Figure 1 - An example of inheritance of the genetically dominant BRCA mutation.
A germline mutation is characterised by a change in bases that occurs within the gamete cells, thus resulting in these mutations to be present in every somatic cell of an individual. Given that germline mutagenesis is a fundamental biological process driving heritable genetic variation, identifying germline variants which attribute to a particular disease can be a challenging task. We have developed a germline variant discovery pipeline that utilises two independent variant callers; GATK Haplotype caller and Freebayes (Figure 2). This pipeline accepts both exome and whole genome sequencing data, in addition to an optional pedigree (PED) file to allow overlap between disease affected/unaffected family members.
Figure 2 - A flowchart depicting UEA MED genomics QC and germline pipeline.
The GATK module includes all the recommended tools described from the Germline short variant discovery (SNPs + Indels workflow). This module automates 11 processes including recalibration against known common variants, variant calling (HaplotypeCaller), convolutional neural network variant scoring and filtering to produce a list of high quality variants. In contrast, our Freebayes module utilises a bayesian approach which then filters variants based on quality scores and depth (https://github.com/ekg/freebayes).
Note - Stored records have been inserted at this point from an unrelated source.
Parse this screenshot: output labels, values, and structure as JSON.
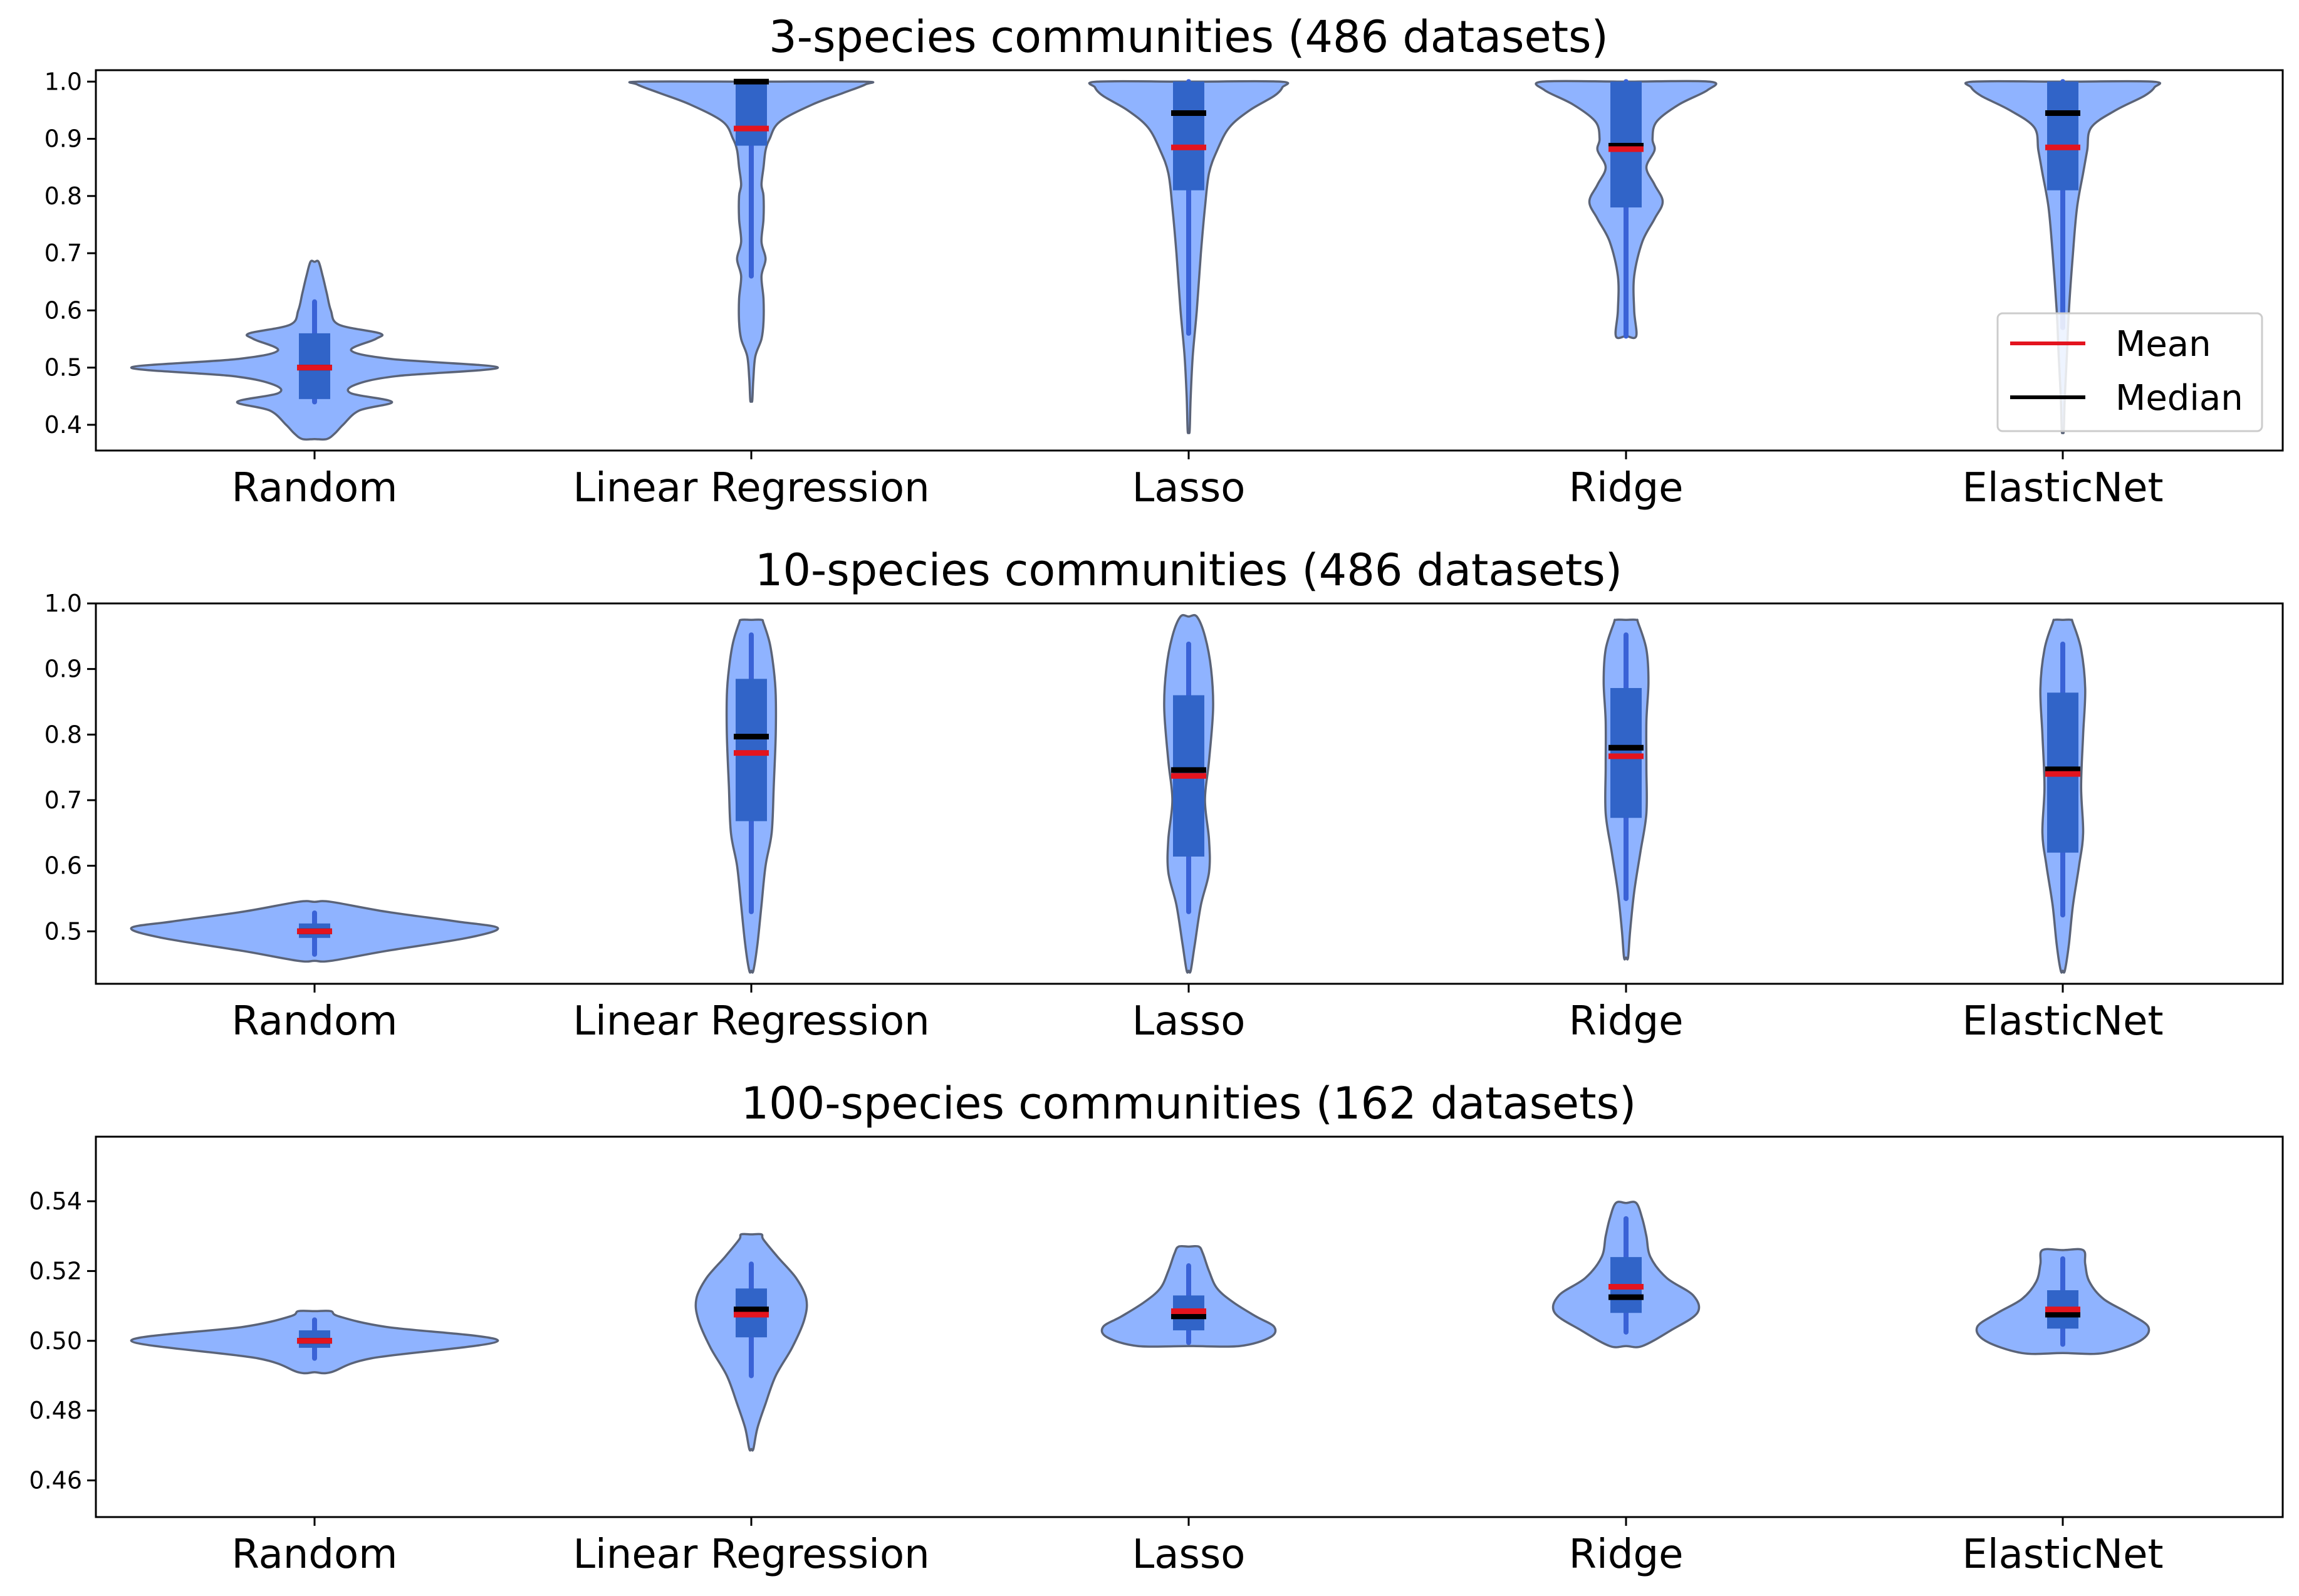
{
  "legend": {
    "mean": "Mean",
    "median": "Median"
  },
  "colors": {
    "violin_fill": "#8fb3ff",
    "violin_edge": "#5a6378",
    "box": "#3164c8",
    "whisker": "#3a62d6",
    "mean": "#e3141e",
    "median": "#000000"
  },
  "chart_data": [
    {
      "type": "violin",
      "title": "3-species communities (486 datasets)",
      "categories": [
        "Random",
        "Linear Regression",
        "Lasso",
        "Ridge",
        "ElasticNet"
      ],
      "ylim": [
        0.355,
        1.02
      ],
      "yticks": [
        "0.4",
        "0.5",
        "0.6",
        "0.7",
        "0.8",
        "0.9",
        "1.0"
      ],
      "legend_position": "lower-right",
      "series": [
        {
          "min": 0.375,
          "max": 0.685,
          "q1": 0.445,
          "median": 0.5,
          "q3": 0.56,
          "mean": 0.5,
          "whisker_low": 0.44,
          "whisker_high": 0.615,
          "profile": [
            [
              0.375,
              0.06
            ],
            [
              0.385,
              0.1
            ],
            [
              0.4,
              0.14
            ],
            [
              0.425,
              0.22
            ],
            [
              0.44,
              0.38
            ],
            [
              0.455,
              0.18
            ],
            [
              0.47,
              0.2
            ],
            [
              0.485,
              0.4
            ],
            [
              0.5,
              0.9
            ],
            [
              0.515,
              0.38
            ],
            [
              0.53,
              0.18
            ],
            [
              0.55,
              0.3
            ],
            [
              0.56,
              0.32
            ],
            [
              0.575,
              0.12
            ],
            [
              0.6,
              0.08
            ],
            [
              0.63,
              0.06
            ],
            [
              0.66,
              0.04
            ],
            [
              0.685,
              0.02
            ]
          ]
        },
        {
          "min": 0.443,
          "max": 1.0,
          "q1": 0.888,
          "median": 1.0,
          "q3": 1.0,
          "mean": 0.918,
          "whisker_low": 0.66,
          "whisker_high": 1.0,
          "profile": [
            [
              0.443,
              0.005
            ],
            [
              0.48,
              0.01
            ],
            [
              0.52,
              0.02
            ],
            [
              0.55,
              0.05
            ],
            [
              0.58,
              0.06
            ],
            [
              0.62,
              0.06
            ],
            [
              0.66,
              0.05
            ],
            [
              0.69,
              0.07
            ],
            [
              0.72,
              0.05
            ],
            [
              0.76,
              0.06
            ],
            [
              0.8,
              0.06
            ],
            [
              0.82,
              0.05
            ],
            [
              0.85,
              0.06
            ],
            [
              0.88,
              0.07
            ],
            [
              0.9,
              0.09
            ],
            [
              0.93,
              0.14
            ],
            [
              0.96,
              0.3
            ],
            [
              0.98,
              0.45
            ],
            [
              0.995,
              0.56
            ],
            [
              1.0,
              0.55
            ]
          ]
        },
        {
          "min": 0.39,
          "max": 1.0,
          "q1": 0.81,
          "median": 0.945,
          "q3": 1.0,
          "mean": 0.885,
          "whisker_low": 0.56,
          "whisker_high": 1.0,
          "profile": [
            [
              0.39,
              0.005
            ],
            [
              0.45,
              0.01
            ],
            [
              0.52,
              0.02
            ],
            [
              0.6,
              0.04
            ],
            [
              0.7,
              0.06
            ],
            [
              0.78,
              0.08
            ],
            [
              0.84,
              0.1
            ],
            [
              0.88,
              0.14
            ],
            [
              0.92,
              0.2
            ],
            [
              0.95,
              0.3
            ],
            [
              0.975,
              0.42
            ],
            [
              0.99,
              0.46
            ],
            [
              1.0,
              0.45
            ]
          ]
        },
        {
          "min": 0.555,
          "max": 1.0,
          "q1": 0.78,
          "median": 0.888,
          "q3": 1.0,
          "mean": 0.882,
          "whisker_low": 0.555,
          "whisker_high": 1.0,
          "profile": [
            [
              0.555,
              0.05
            ],
            [
              0.6,
              0.04
            ],
            [
              0.66,
              0.04
            ],
            [
              0.72,
              0.08
            ],
            [
              0.76,
              0.14
            ],
            [
              0.79,
              0.18
            ],
            [
              0.82,
              0.14
            ],
            [
              0.85,
              0.1
            ],
            [
              0.88,
              0.14
            ],
            [
              0.9,
              0.13
            ],
            [
              0.93,
              0.15
            ],
            [
              0.96,
              0.26
            ],
            [
              0.985,
              0.4
            ],
            [
              1.0,
              0.41
            ]
          ]
        },
        {
          "min": 0.39,
          "max": 1.0,
          "q1": 0.81,
          "median": 0.945,
          "q3": 1.0,
          "mean": 0.885,
          "whisker_low": 0.57,
          "whisker_high": 1.0,
          "profile": [
            [
              0.39,
              0.005
            ],
            [
              0.45,
              0.01
            ],
            [
              0.52,
              0.02
            ],
            [
              0.6,
              0.03
            ],
            [
              0.7,
              0.05
            ],
            [
              0.78,
              0.07
            ],
            [
              0.84,
              0.1
            ],
            [
              0.88,
              0.12
            ],
            [
              0.92,
              0.14
            ],
            [
              0.95,
              0.26
            ],
            [
              0.975,
              0.4
            ],
            [
              0.99,
              0.45
            ],
            [
              1.0,
              0.44
            ]
          ]
        }
      ]
    },
    {
      "type": "violin",
      "title": "10-species communities (486 datasets)",
      "categories": [
        "Random",
        "Linear Regression",
        "Lasso",
        "Ridge",
        "ElasticNet"
      ],
      "ylim": [
        0.42,
        1.0
      ],
      "yticks": [
        "0.5",
        "0.6",
        "0.7",
        "0.8",
        "0.9",
        "1.0"
      ],
      "series": [
        {
          "min": 0.455,
          "max": 0.545,
          "q1": 0.49,
          "median": 0.5,
          "q3": 0.512,
          "mean": 0.5,
          "whisker_low": 0.465,
          "whisker_high": 0.528,
          "profile": [
            [
              0.455,
              0.08
            ],
            [
              0.47,
              0.35
            ],
            [
              0.49,
              0.75
            ],
            [
              0.505,
              0.9
            ],
            [
              0.515,
              0.7
            ],
            [
              0.53,
              0.35
            ],
            [
              0.545,
              0.08
            ]
          ]
        },
        {
          "min": 0.44,
          "max": 0.975,
          "q1": 0.668,
          "median": 0.797,
          "q3": 0.885,
          "mean": 0.772,
          "whisker_low": 0.53,
          "whisker_high": 0.952,
          "profile": [
            [
              0.44,
              0.01
            ],
            [
              0.48,
              0.03
            ],
            [
              0.54,
              0.05
            ],
            [
              0.6,
              0.07
            ],
            [
              0.65,
              0.1
            ],
            [
              0.72,
              0.11
            ],
            [
              0.8,
              0.12
            ],
            [
              0.86,
              0.12
            ],
            [
              0.9,
              0.11
            ],
            [
              0.94,
              0.09
            ],
            [
              0.97,
              0.06
            ],
            [
              0.975,
              0.05
            ]
          ]
        },
        {
          "min": 0.44,
          "max": 0.98,
          "q1": 0.614,
          "median": 0.746,
          "q3": 0.86,
          "mean": 0.737,
          "whisker_low": 0.53,
          "whisker_high": 0.938,
          "profile": [
            [
              0.44,
              0.01
            ],
            [
              0.48,
              0.03
            ],
            [
              0.54,
              0.06
            ],
            [
              0.59,
              0.1
            ],
            [
              0.64,
              0.1
            ],
            [
              0.7,
              0.08
            ],
            [
              0.76,
              0.1
            ],
            [
              0.84,
              0.12
            ],
            [
              0.9,
              0.11
            ],
            [
              0.95,
              0.08
            ],
            [
              0.98,
              0.04
            ]
          ]
        },
        {
          "min": 0.46,
          "max": 0.975,
          "q1": 0.673,
          "median": 0.78,
          "q3": 0.871,
          "mean": 0.767,
          "whisker_low": 0.55,
          "whisker_high": 0.952,
          "profile": [
            [
              0.46,
              0.01
            ],
            [
              0.5,
              0.02
            ],
            [
              0.56,
              0.04
            ],
            [
              0.62,
              0.07
            ],
            [
              0.68,
              0.1
            ],
            [
              0.75,
              0.1
            ],
            [
              0.82,
              0.1
            ],
            [
              0.88,
              0.11
            ],
            [
              0.93,
              0.1
            ],
            [
              0.97,
              0.06
            ],
            [
              0.975,
              0.05
            ]
          ]
        },
        {
          "min": 0.44,
          "max": 0.975,
          "q1": 0.62,
          "median": 0.747,
          "q3": 0.864,
          "mean": 0.74,
          "whisker_low": 0.525,
          "whisker_high": 0.938,
          "profile": [
            [
              0.44,
              0.01
            ],
            [
              0.48,
              0.03
            ],
            [
              0.54,
              0.05
            ],
            [
              0.6,
              0.08
            ],
            [
              0.65,
              0.1
            ],
            [
              0.72,
              0.09
            ],
            [
              0.8,
              0.1
            ],
            [
              0.87,
              0.11
            ],
            [
              0.93,
              0.09
            ],
            [
              0.97,
              0.05
            ],
            [
              0.975,
              0.04
            ]
          ]
        }
      ]
    },
    {
      "type": "violin",
      "title": "100-species communities (162 datasets)",
      "categories": [
        "Random",
        "Linear Regression",
        "Lasso",
        "Ridge",
        "ElasticNet"
      ],
      "ylim": [
        0.4495,
        0.5585
      ],
      "yticks": [
        "0.46",
        "0.48",
        "0.50",
        "0.52",
        "0.54"
      ],
      "series": [
        {
          "min": 0.491,
          "max": 0.5085,
          "q1": 0.498,
          "median": 0.5,
          "q3": 0.503,
          "mean": 0.5,
          "whisker_low": 0.495,
          "whisker_high": 0.506,
          "profile": [
            [
              0.491,
              0.08
            ],
            [
              0.495,
              0.28
            ],
            [
              0.5,
              0.9
            ],
            [
              0.504,
              0.35
            ],
            [
              0.507,
              0.12
            ],
            [
              0.5085,
              0.08
            ]
          ]
        },
        {
          "min": 0.469,
          "max": 0.5305,
          "q1": 0.501,
          "median": 0.509,
          "q3": 0.515,
          "mean": 0.5075,
          "whisker_low": 0.49,
          "whisker_high": 0.522,
          "profile": [
            [
              0.469,
              0.01
            ],
            [
              0.475,
              0.03
            ],
            [
              0.482,
              0.07
            ],
            [
              0.49,
              0.12
            ],
            [
              0.498,
              0.2
            ],
            [
              0.506,
              0.26
            ],
            [
              0.512,
              0.27
            ],
            [
              0.518,
              0.22
            ],
            [
              0.524,
              0.13
            ],
            [
              0.529,
              0.06
            ],
            [
              0.5305,
              0.05
            ]
          ]
        },
        {
          "min": 0.4985,
          "max": 0.527,
          "q1": 0.503,
          "median": 0.507,
          "q3": 0.513,
          "mean": 0.5085,
          "whisker_low": 0.4995,
          "whisker_high": 0.5215,
          "profile": [
            [
              0.4985,
              0.25
            ],
            [
              0.501,
              0.4
            ],
            [
              0.504,
              0.42
            ],
            [
              0.507,
              0.33
            ],
            [
              0.511,
              0.22
            ],
            [
              0.515,
              0.14
            ],
            [
              0.52,
              0.1
            ],
            [
              0.525,
              0.07
            ],
            [
              0.527,
              0.05
            ]
          ]
        },
        {
          "min": 0.4985,
          "max": 0.5395,
          "q1": 0.508,
          "median": 0.5125,
          "q3": 0.524,
          "mean": 0.5155,
          "whisker_low": 0.5025,
          "whisker_high": 0.535,
          "profile": [
            [
              0.4985,
              0.08
            ],
            [
              0.503,
              0.22
            ],
            [
              0.508,
              0.35
            ],
            [
              0.513,
              0.33
            ],
            [
              0.518,
              0.2
            ],
            [
              0.524,
              0.12
            ],
            [
              0.53,
              0.1
            ],
            [
              0.535,
              0.08
            ],
            [
              0.5395,
              0.05
            ]
          ]
        },
        {
          "min": 0.4965,
          "max": 0.526,
          "q1": 0.5035,
          "median": 0.5075,
          "q3": 0.5145,
          "mean": 0.509,
          "whisker_low": 0.499,
          "whisker_high": 0.5235,
          "profile": [
            [
              0.4965,
              0.2
            ],
            [
              0.5,
              0.38
            ],
            [
              0.504,
              0.42
            ],
            [
              0.508,
              0.32
            ],
            [
              0.512,
              0.2
            ],
            [
              0.517,
              0.13
            ],
            [
              0.522,
              0.11
            ],
            [
              0.526,
              0.1
            ]
          ]
        }
      ]
    }
  ]
}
Next, variants called by GATK haplotype caller and Freebayes are overlapped and annotated using variant effect predictor (VEP). Common variants are filtered using the GnomAD database for sequencing data using user define cut off values; SIFT and PolyPhen are used to predict the deleteriousness of variant (figure 2). A user-friendly html report is created providing interactive tables and plots allowing users to interrogate the new rare-variant results - an example of this report can be found here in the Cholesteatoma project we have recently processed (as of Sept 2020).